Minelli pasó latas de cerveza, calientes pero bien recibidas pese a todo, y comieron lentamente, hablando poco, escuchando los pájaros y el zumbido del viento por entre los árboles a sus espaldas. Cuando hubieron terminado, Edward extendió un saco de dormir sobre la hierba e invitó a Betsy a echarse y a dormir un poco con él. La ascensión no había sido cansada, pero el sol era cálido y el aire suave, y grandes y gordas abejas zumbaban trazando perezosas curvas a su alrededor. Habían comido bien, y la cerveza había hecho que Edward se sintiera irresistiblemente soñoliento.

Besty se tendió a su lado, apoyando la cabeza en el hueco de su brazo.

—¿Eres feliz? —le preguntó.

Edward abrió los ojos y miró hacia arriba, a las blancas nubes contra un brillante cielo azul.

—Sí —dijo—. Realmente, soy feliz.

—Yo también.

A unas pocas docenas de metros, los otros campistas estaban cantando canciones folklóricas y melodías de los años sesenta y setenta. Sus voces derivaban en el inmóvil y cálido aire, mezclándose finalmente con el viento y el zumbido de las abejas.

68

Walter Samshow celebró su setenta y seis cumpleaños a bordo del Glomar Descubridor, que avanzaba en círculos a unos pocos kilómetros más allá de la zona donde enormes burbujas de oxígeno habían ascendido a la superficie del océano. El burbujear había cesado hacía tres días.

La cocina del barco preparó un pastel de cumpleaños de dos metros de largo con la forma de una serpiente marina…, o un pez remo, según se preguntara al cocinero o a Chao, que había visto varios peces remos en su época, pero no serpientes de mar.

A las cinco de la tarde, el pastel fue cortado con cierta ceremonia bajo la lona extendida sobre la bovedilla. Trozos del grosor de Biblias fueron servidas en la mejor vajilla del barco, acompañados por champán o ponche no alcohólico para aquellos que estaban ostensiblemente de guardia.

Sand brindó en silencio por su compañero, alzando a popa una copa de champán. Samshow sonrió y probó el pastel.
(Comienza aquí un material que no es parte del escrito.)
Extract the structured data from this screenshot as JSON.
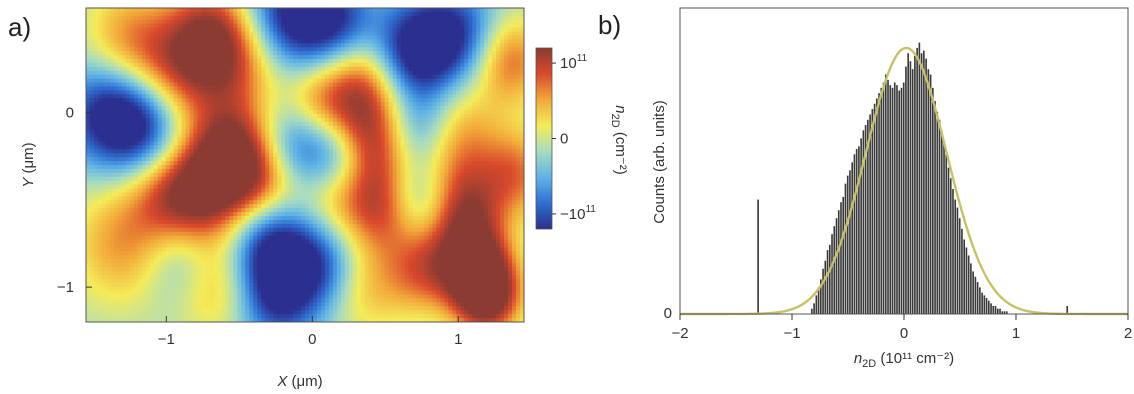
{
  "panels": {
    "a_label": "a)",
    "b_label": "b)"
  },
  "chart_data": [
    {
      "type": "heatmap",
      "xlabel_sym": "X",
      "xlabel_unit": " (μm)",
      "ylabel_sym": "Y",
      "ylabel_unit": " (μm)",
      "xlim": [
        -1.55,
        1.45
      ],
      "ylim": [
        -1.2,
        0.6
      ],
      "x_ticks": [
        {
          "v": -1,
          "t": "−1"
        },
        {
          "v": 0,
          "t": "0"
        },
        {
          "v": 1,
          "t": "1"
        }
      ],
      "y_ticks": [
        {
          "v": 0,
          "t": "0"
        },
        {
          "v": -1,
          "t": "−1"
        }
      ],
      "colorbar": {
        "label": "n2D (cm−2)",
        "label_sym": "n",
        "label_sub": "2D",
        "label_unit": " (cm⁻²)",
        "range": [
          -1.2,
          1.2
        ],
        "ticks": [
          {
            "v": 1,
            "base": "10",
            "exp": "11"
          },
          {
            "v": 0,
            "base": "0",
            "exp": ""
          },
          {
            "v": -1,
            "base": "−10",
            "exp": "11"
          }
        ],
        "colors": [
          "#2b2f8f",
          "#2f6fd1",
          "#5fb3e6",
          "#a8dcc0",
          "#f4ec5a",
          "#f2a93a",
          "#d9492c",
          "#8c3b33"
        ]
      },
      "blobs": [
        {
          "x": -1.25,
          "y": 0.4,
          "s": 0.22,
          "a": 0.8
        },
        {
          "x": -0.75,
          "y": 0.45,
          "s": 0.2,
          "a": 0.7
        },
        {
          "x": -0.55,
          "y": 0.35,
          "s": 0.25,
          "a": 1.1
        },
        {
          "x": -0.95,
          "y": 0.2,
          "s": 0.2,
          "a": 0.6
        },
        {
          "x": -0.55,
          "y": -0.25,
          "s": 0.22,
          "a": 1.4
        },
        {
          "x": -0.3,
          "y": -0.45,
          "s": 0.2,
          "a": 0.9
        },
        {
          "x": -0.75,
          "y": -0.5,
          "s": 0.22,
          "a": 0.9
        },
        {
          "x": -1.0,
          "y": -0.45,
          "s": 0.2,
          "a": 0.7
        },
        {
          "x": -1.3,
          "y": -0.75,
          "s": 0.25,
          "a": 0.7
        },
        {
          "x": -0.65,
          "y": -1.0,
          "s": 0.2,
          "a": 0.6
        },
        {
          "x": 0.0,
          "y": 0.05,
          "s": 0.15,
          "a": 0.5
        },
        {
          "x": 0.3,
          "y": 0.15,
          "s": 0.22,
          "a": 1.2
        },
        {
          "x": 0.4,
          "y": -0.2,
          "s": 0.2,
          "a": 1.0
        },
        {
          "x": 0.5,
          "y": -0.55,
          "s": 0.18,
          "a": 0.9
        },
        {
          "x": 0.15,
          "y": -0.55,
          "s": 0.2,
          "a": 0.6
        },
        {
          "x": 0.35,
          "y": -1.0,
          "s": 0.2,
          "a": 0.55
        },
        {
          "x": 0.95,
          "y": -0.15,
          "s": 0.22,
          "a": 0.9
        },
        {
          "x": 1.05,
          "y": -0.55,
          "s": 0.18,
          "a": 0.9
        },
        {
          "x": 1.1,
          "y": -0.85,
          "s": 0.18,
          "a": 1.3
        },
        {
          "x": 1.2,
          "y": -1.05,
          "s": 0.16,
          "a": 1.5
        },
        {
          "x": 0.75,
          "y": -0.9,
          "s": 0.18,
          "a": 0.8
        },
        {
          "x": 1.35,
          "y": 0.3,
          "s": 0.18,
          "a": 0.9
        },
        {
          "x": 1.4,
          "y": -0.35,
          "s": 0.18,
          "a": 0.8
        },
        {
          "x": -0.2,
          "y": 0.55,
          "s": 0.22,
          "a": -1.2
        },
        {
          "x": 0.15,
          "y": 0.5,
          "s": 0.2,
          "a": -1.1
        },
        {
          "x": 0.7,
          "y": 0.35,
          "s": 0.2,
          "a": -1.3
        },
        {
          "x": 1.0,
          "y": 0.45,
          "s": 0.2,
          "a": -0.9
        },
        {
          "x": -1.4,
          "y": 0.0,
          "s": 0.22,
          "a": -1.1
        },
        {
          "x": -1.15,
          "y": -0.1,
          "s": 0.2,
          "a": -0.9
        },
        {
          "x": -0.1,
          "y": -0.2,
          "s": 0.2,
          "a": -1.0
        },
        {
          "x": -0.3,
          "y": -0.7,
          "s": 0.2,
          "a": -1.2
        },
        {
          "x": 0.05,
          "y": -0.85,
          "s": 0.2,
          "a": -1.0
        },
        {
          "x": -0.25,
          "y": -1.05,
          "s": 0.2,
          "a": -1.0
        },
        {
          "x": 0.75,
          "y": -0.1,
          "s": 0.18,
          "a": -0.9
        },
        {
          "x": 0.7,
          "y": -0.5,
          "s": 0.16,
          "a": -0.6
        },
        {
          "x": -0.9,
          "y": -0.85,
          "s": 0.18,
          "a": -0.5
        },
        {
          "x": 0.2,
          "y": -0.25,
          "s": 0.15,
          "a": -0.6
        }
      ]
    },
    {
      "type": "bar",
      "xlabel": "n2D (10¹¹ cm⁻²)",
      "xlabel_sym": "n",
      "xlabel_sub": "2D",
      "xlabel_unit": " (10¹¹ cm⁻²)",
      "ylabel": "Counts (arb. units)",
      "xlim": [
        -2,
        2
      ],
      "ylim": [
        0,
        1.15
      ],
      "x_ticks": [
        {
          "v": -2,
          "t": "−2"
        },
        {
          "v": -1,
          "t": "−1"
        },
        {
          "v": 0,
          "t": "0"
        },
        {
          "v": 1,
          "t": "1"
        },
        {
          "v": 2,
          "t": "2"
        }
      ],
      "y_ticks": [
        {
          "v": 0,
          "t": "0"
        }
      ],
      "bin_width": 0.02,
      "bins": [
        {
          "x": -0.82,
          "y": 0.02
        },
        {
          "x": -0.8,
          "y": 0.04
        },
        {
          "x": -0.78,
          "y": 0.07
        },
        {
          "x": -0.76,
          "y": 0.1
        },
        {
          "x": -0.74,
          "y": 0.13
        },
        {
          "x": -0.72,
          "y": 0.17
        },
        {
          "x": -0.7,
          "y": 0.2
        },
        {
          "x": -0.68,
          "y": 0.24
        },
        {
          "x": -0.66,
          "y": 0.26
        },
        {
          "x": -0.64,
          "y": 0.3
        },
        {
          "x": -0.62,
          "y": 0.33
        },
        {
          "x": -0.6,
          "y": 0.36
        },
        {
          "x": -0.58,
          "y": 0.39
        },
        {
          "x": -0.56,
          "y": 0.42
        },
        {
          "x": -0.54,
          "y": 0.44
        },
        {
          "x": -0.52,
          "y": 0.49
        },
        {
          "x": -0.5,
          "y": 0.52
        },
        {
          "x": -0.48,
          "y": 0.54
        },
        {
          "x": -0.46,
          "y": 0.57
        },
        {
          "x": -0.44,
          "y": 0.6
        },
        {
          "x": -0.42,
          "y": 0.62
        },
        {
          "x": -0.4,
          "y": 0.63
        },
        {
          "x": -0.38,
          "y": 0.66
        },
        {
          "x": -0.36,
          "y": 0.69
        },
        {
          "x": -0.34,
          "y": 0.71
        },
        {
          "x": -0.32,
          "y": 0.73
        },
        {
          "x": -0.3,
          "y": 0.75
        },
        {
          "x": -0.28,
          "y": 0.77
        },
        {
          "x": -0.26,
          "y": 0.79
        },
        {
          "x": -0.24,
          "y": 0.81
        },
        {
          "x": -0.22,
          "y": 0.83
        },
        {
          "x": -0.2,
          "y": 0.85
        },
        {
          "x": -0.18,
          "y": 0.87
        },
        {
          "x": -0.16,
          "y": 0.9
        },
        {
          "x": -0.14,
          "y": 0.88
        },
        {
          "x": -0.12,
          "y": 0.86
        },
        {
          "x": -0.1,
          "y": 0.85
        },
        {
          "x": -0.08,
          "y": 0.87
        },
        {
          "x": -0.06,
          "y": 0.86
        },
        {
          "x": -0.04,
          "y": 0.84
        },
        {
          "x": -0.02,
          "y": 0.85
        },
        {
          "x": 0.0,
          "y": 0.87
        },
        {
          "x": 0.02,
          "y": 0.93
        },
        {
          "x": 0.04,
          "y": 0.98
        },
        {
          "x": 0.06,
          "y": 0.95
        },
        {
          "x": 0.08,
          "y": 0.92
        },
        {
          "x": 0.1,
          "y": 0.97
        },
        {
          "x": 0.12,
          "y": 1.0
        },
        {
          "x": 0.14,
          "y": 1.02
        },
        {
          "x": 0.16,
          "y": 0.98
        },
        {
          "x": 0.18,
          "y": 0.99
        },
        {
          "x": 0.2,
          "y": 0.96
        },
        {
          "x": 0.22,
          "y": 0.92
        },
        {
          "x": 0.24,
          "y": 0.9
        },
        {
          "x": 0.26,
          "y": 0.85
        },
        {
          "x": 0.28,
          "y": 0.8
        },
        {
          "x": 0.3,
          "y": 0.76
        },
        {
          "x": 0.32,
          "y": 0.73
        },
        {
          "x": 0.34,
          "y": 0.69
        },
        {
          "x": 0.36,
          "y": 0.64
        },
        {
          "x": 0.38,
          "y": 0.6
        },
        {
          "x": 0.4,
          "y": 0.55
        },
        {
          "x": 0.42,
          "y": 0.51
        },
        {
          "x": 0.44,
          "y": 0.47
        },
        {
          "x": 0.46,
          "y": 0.43
        },
        {
          "x": 0.48,
          "y": 0.4
        },
        {
          "x": 0.5,
          "y": 0.36
        },
        {
          "x": 0.52,
          "y": 0.32
        },
        {
          "x": 0.54,
          "y": 0.28
        },
        {
          "x": 0.56,
          "y": 0.25
        },
        {
          "x": 0.58,
          "y": 0.22
        },
        {
          "x": 0.6,
          "y": 0.19
        },
        {
          "x": 0.62,
          "y": 0.16
        },
        {
          "x": 0.64,
          "y": 0.14
        },
        {
          "x": 0.66,
          "y": 0.12
        },
        {
          "x": 0.68,
          "y": 0.1
        },
        {
          "x": 0.7,
          "y": 0.08
        },
        {
          "x": 0.72,
          "y": 0.07
        },
        {
          "x": 0.74,
          "y": 0.06
        },
        {
          "x": 0.76,
          "y": 0.05
        },
        {
          "x": 0.78,
          "y": 0.04
        },
        {
          "x": 0.8,
          "y": 0.03
        },
        {
          "x": 0.82,
          "y": 0.03
        },
        {
          "x": 0.84,
          "y": 0.02
        },
        {
          "x": 0.86,
          "y": 0.02
        },
        {
          "x": 0.88,
          "y": 0.01
        },
        {
          "x": 0.9,
          "y": 0.01
        },
        {
          "x": 0.92,
          "y": 0.01
        },
        {
          "x": -1.3,
          "y": 0.43
        },
        {
          "x": 1.46,
          "y": 0.03
        }
      ],
      "fit": {
        "type": "gaussian",
        "mu": 0.02,
        "sigma": 0.36,
        "amplitude": 1.0
      },
      "bar_color": "#3a3a3a",
      "fit_color": "#c8c064"
    }
  ]
}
Estaba intentando decidir qué sabor correspondía al peculiar color lodo de la masa —alguien había sugerido agar endulzada—, cuando el océano brilló repentinamente a todo su alrededor con un resplandeciente verde azulado, incluso bajo el intenso sol.

Samshow recordó su juventud, de pie en la playa de Gape God la noche del cuatro de julio, aguardando los fuegos artificiales y lanzando sus propios petardos al agua en el momento en que su mecha estaba a punto de agotarse. Los petardos estallaban debajo de la superficie, con un silencioso puf y una luz verde eléctrica.

La tripulación en la cubierta posterior guardó un repentino silencio. Algunos, que se habían perdido el fenómeno, miraron desconcertados a sus compañeros.